The Prime Minister announced ministers would no longer seek to overturn a Lords amendment requiring the UK to re-settle a "specified" number of children amid warnings it faced defeat if it went to a vote in the Commons.
Speaking at Prime Minister's Questions, he gave no indication as to how many children who had succeeded in reaching Europe could now be admitted, although officials indicated the numbers would run to "more than tens".
While Mr Cameron said ministers were holding talks with local authorities and the charity Save the Children about what assistance they could offer, he stressed he would not take any steps which would encourage more people to make the dangerous journey across the Mediterranean.
But with no exact figures, campaigners who had been pressing the Government to take up to 3,000 children from camps such as the notorious Jungle in Calais reacted cautiously to the announcement.
Labour peer Lord Dubs - a former child refugee who fled from the Nazis and who tabled the Lords amendment - said it would ease the plight of some children.
"I trust the Prime Minister will be true to his word and move swiftly to ensure the Home Office works closely with local authorities to find foster families to give these young people a stable and secure home," he said.
Lisa Doyle, of the Refugee Council, said it could provide "limited chances" for some lone children to find a safe haven in Britain.
"We shouldn't be fooled into thinking the Government has suddenly discovered its conscience while it's simultaneously vilifying asylum seekers who are already in the UK and doing its best to trap all other refugees in poor countries," she said.
Mr Cameron said that the scheme was aimed at re-settling lone children who had reached Europe before the EU's deal with Turkey in March which effectively closed the migrant trail through the Balkans.
He strongly defended the Government's approach in concentrating its main effort on supporting refugees still in the region in countries such as Turkey, Jordan and Lebanon.
"I do want us to proceed with as much support across the House as we can," he told MPs.
"What I don't want us to do is to take steps that will encourage people to make this dangerous journey because otherwise our actions, however well-meaning they will be, could result in more people dying than more people getting a good life."
Ministers have consistently argued taking unaccompanied minors from European countries such as France, Italy and Greece - rather than direct from the region - would simply act as an incentive for more parents to send their children on the dangerous journey.
The Local Government Association (LGA) said councils stood ready to play their part in supporting unaccompanied minors, but said ministers needed to clarify the long-term funding arrangements.
"We are already working with Government to ensure that unaccompanied children currently in the care of English councils are not disproportionately located in a small number of areas, and that councils taking responsibility for additional children have the necessary resources to properly meet their needs," said David Simmonds of the LGA's asylum, refugee and migration task group.

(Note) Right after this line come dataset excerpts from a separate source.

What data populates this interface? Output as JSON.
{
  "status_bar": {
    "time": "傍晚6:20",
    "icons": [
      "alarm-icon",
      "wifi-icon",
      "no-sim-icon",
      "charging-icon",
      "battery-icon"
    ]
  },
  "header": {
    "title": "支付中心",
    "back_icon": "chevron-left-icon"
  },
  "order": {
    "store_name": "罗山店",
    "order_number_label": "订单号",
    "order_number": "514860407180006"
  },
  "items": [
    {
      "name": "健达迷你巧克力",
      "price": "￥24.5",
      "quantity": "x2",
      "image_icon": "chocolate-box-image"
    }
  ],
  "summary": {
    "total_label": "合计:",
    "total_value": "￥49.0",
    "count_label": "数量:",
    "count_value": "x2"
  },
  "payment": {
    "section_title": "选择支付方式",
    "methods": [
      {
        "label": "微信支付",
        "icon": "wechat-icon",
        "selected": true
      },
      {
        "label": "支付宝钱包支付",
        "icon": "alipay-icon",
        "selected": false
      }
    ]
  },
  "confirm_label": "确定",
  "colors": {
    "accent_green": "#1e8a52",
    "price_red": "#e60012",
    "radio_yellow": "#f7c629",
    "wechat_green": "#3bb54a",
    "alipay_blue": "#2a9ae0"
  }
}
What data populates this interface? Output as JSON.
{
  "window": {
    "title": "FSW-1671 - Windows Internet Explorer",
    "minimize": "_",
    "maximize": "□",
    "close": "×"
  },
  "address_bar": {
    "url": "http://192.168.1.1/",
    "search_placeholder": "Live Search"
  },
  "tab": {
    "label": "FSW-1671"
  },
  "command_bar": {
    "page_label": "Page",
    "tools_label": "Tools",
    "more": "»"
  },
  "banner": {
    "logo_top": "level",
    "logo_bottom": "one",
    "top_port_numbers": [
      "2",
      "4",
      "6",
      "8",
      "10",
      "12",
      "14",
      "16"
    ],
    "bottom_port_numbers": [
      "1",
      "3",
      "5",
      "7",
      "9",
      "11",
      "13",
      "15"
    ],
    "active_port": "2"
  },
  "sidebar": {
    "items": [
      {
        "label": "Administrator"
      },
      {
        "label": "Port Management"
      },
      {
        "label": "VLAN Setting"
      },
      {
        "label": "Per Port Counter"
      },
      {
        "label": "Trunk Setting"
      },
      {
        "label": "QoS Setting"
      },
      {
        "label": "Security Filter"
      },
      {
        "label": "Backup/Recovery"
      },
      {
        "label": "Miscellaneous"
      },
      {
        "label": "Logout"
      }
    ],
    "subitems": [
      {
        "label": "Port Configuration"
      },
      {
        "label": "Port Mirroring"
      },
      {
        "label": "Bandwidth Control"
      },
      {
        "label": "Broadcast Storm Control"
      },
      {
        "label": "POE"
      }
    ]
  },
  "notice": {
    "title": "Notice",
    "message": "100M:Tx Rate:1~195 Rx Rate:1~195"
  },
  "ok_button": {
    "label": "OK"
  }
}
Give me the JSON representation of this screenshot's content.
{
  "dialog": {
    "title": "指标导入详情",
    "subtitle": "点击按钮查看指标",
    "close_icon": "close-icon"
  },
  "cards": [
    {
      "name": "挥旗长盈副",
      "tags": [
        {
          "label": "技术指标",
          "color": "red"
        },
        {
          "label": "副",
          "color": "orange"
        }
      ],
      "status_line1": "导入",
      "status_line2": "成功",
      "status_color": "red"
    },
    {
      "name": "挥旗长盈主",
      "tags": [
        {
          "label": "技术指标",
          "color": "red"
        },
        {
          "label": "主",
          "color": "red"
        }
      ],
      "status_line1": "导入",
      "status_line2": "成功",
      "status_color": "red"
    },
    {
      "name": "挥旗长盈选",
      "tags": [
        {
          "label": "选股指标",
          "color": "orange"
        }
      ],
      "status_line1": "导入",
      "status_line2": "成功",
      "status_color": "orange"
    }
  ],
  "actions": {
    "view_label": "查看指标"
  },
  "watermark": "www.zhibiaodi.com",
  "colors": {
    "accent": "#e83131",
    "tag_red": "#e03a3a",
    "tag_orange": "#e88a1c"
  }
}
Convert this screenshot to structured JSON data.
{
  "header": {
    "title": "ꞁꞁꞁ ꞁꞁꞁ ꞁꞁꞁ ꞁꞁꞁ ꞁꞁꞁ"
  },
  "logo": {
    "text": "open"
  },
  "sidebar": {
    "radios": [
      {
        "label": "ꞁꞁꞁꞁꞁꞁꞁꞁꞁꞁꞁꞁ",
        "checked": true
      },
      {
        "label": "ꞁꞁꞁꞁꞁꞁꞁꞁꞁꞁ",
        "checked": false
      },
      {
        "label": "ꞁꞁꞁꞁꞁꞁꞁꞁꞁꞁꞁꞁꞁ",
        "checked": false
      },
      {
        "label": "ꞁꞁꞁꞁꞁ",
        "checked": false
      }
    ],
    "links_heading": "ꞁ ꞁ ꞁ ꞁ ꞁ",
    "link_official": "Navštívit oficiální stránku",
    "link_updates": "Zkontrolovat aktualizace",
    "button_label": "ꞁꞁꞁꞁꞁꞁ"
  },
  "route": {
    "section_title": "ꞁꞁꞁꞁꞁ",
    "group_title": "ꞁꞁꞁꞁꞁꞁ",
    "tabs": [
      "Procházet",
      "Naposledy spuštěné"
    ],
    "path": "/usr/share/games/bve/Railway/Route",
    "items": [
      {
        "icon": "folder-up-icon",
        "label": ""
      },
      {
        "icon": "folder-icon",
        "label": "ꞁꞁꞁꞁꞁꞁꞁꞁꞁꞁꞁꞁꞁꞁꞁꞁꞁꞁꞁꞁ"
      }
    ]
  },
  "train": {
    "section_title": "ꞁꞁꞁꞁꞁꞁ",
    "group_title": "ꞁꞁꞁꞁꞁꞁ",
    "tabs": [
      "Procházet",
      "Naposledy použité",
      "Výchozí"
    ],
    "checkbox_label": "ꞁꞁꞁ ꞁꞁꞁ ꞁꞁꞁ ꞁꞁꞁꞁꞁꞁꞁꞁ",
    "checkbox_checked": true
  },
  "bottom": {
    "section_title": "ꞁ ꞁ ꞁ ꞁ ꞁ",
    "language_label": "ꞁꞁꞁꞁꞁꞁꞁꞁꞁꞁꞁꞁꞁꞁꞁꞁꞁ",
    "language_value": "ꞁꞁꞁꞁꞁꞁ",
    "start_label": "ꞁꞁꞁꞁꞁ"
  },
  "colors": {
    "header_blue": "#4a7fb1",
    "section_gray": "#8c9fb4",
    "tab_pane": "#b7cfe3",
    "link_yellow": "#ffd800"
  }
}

"It is therefore vital that the scheme announced today is fully aligned, and funded, alongside this and other existing programmes for resettling refugees."
Former shadow home secretary Yvette Cooper, who now heads Labour's refugee task group, said "much more detail" was needed about the Government's plans.
"They need to show they will turn the amendment into new and tangible action," she said. "The spirit of the Dubs amendment is for Britain to give sanctuary to lone child refugees in Europe and simply reiterating their previous promise to speed up existing rules isn't enough."
Mr Cameron's announcement was prompted by a challenge at Prime Minister's Questions from the Scottish National Party's leader in Westminster, Angus Robertson.
Mr Robertson said: "Last week, I accused the Prime Minister of walking by on the other side when he stoutly defended his then policy, opposing further help for unaccompanied refugee children in Europe.
"If what we are hearing now is the beginnings of a U-turn, I very much welcome it - as I am sure do members from all parts of the House."
Downing Street said the scheme would apply to children whose arrival in Europe was registered before the EU's March 20 agreement with Turkey which effectively shut down the migrant trail through the Balkans.
While it is predominantly aimed at Syrians, the Prime Minister's official spokeswoman said small numbers from other countries could benefit.
"There may be other individual cases that merit our support," the spokeswoman said.